Nel 1999, mentre io ed altri tifosi biancoscudati ci trovavamo alla Taverna Danese del mio amico Marco Rinaldo, in via Gregorio Barbarigo, discutendo di quanto fossero deficitarie le notizie che riguardavano Adcock, decidemmo di scrivere al sindaco della cittadina di Boston, nel Lincolnshire, dove Adcock era nato, chiedendo della sorte del nostro grande attaccante d’oltremanica.

Alcuni mesi dopo ricevetti la risposta, al mio indirizzo di San Marino.

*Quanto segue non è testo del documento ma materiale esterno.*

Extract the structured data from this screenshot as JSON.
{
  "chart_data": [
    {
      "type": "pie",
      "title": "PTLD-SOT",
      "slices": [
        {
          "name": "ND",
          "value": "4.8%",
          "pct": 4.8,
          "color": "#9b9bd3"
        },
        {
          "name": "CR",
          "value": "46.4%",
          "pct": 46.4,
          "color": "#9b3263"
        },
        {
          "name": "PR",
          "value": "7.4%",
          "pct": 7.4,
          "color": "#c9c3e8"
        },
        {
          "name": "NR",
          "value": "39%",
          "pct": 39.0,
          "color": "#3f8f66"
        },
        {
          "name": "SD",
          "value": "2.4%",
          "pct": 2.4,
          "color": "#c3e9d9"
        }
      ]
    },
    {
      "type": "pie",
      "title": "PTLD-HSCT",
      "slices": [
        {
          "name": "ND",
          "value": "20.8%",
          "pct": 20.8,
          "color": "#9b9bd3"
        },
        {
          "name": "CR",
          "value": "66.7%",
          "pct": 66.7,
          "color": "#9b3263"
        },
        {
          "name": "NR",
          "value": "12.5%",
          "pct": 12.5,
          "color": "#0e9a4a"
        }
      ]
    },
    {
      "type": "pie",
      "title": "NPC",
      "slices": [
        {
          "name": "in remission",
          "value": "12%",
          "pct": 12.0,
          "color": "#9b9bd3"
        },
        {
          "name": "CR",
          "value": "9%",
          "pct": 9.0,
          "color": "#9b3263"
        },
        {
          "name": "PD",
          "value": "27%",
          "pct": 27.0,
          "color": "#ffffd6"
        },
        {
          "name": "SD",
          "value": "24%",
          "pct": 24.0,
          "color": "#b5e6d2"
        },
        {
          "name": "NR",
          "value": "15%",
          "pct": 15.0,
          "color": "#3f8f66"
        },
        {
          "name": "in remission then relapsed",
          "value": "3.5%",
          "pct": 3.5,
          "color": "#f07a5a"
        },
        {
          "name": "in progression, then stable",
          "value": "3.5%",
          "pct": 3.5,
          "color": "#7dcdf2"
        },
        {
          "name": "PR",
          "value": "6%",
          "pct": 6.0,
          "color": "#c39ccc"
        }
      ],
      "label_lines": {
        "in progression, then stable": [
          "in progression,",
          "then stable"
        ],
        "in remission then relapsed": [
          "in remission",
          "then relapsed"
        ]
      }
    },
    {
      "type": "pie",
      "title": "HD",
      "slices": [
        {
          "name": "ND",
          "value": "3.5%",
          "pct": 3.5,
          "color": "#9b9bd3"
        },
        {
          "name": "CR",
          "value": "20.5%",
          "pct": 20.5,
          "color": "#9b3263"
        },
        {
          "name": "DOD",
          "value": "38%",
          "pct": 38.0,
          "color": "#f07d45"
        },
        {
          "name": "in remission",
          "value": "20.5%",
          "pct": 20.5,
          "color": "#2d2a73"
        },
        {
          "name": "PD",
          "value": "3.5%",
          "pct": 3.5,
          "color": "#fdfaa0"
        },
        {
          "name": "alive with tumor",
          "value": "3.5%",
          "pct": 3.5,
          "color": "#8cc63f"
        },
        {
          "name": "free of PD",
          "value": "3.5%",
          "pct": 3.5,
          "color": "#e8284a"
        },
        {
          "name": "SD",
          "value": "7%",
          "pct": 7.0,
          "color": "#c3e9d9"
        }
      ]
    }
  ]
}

Con secco spirito anglosassone, l’ufficio del sindaco mi aveva risposto, laconicamente: “Charles Norman Adcock è morto nel dicembre del 1998, non prima d’aver dato grande lustro alla nostra piccola cittadina.”

Allora, trovandomi solo ed essendosi chiuso il mio cerchio di tifo per l’inglese biancoscudato, mi sedetti con la lettera fra le mani e piansi per cinque minuti buoni.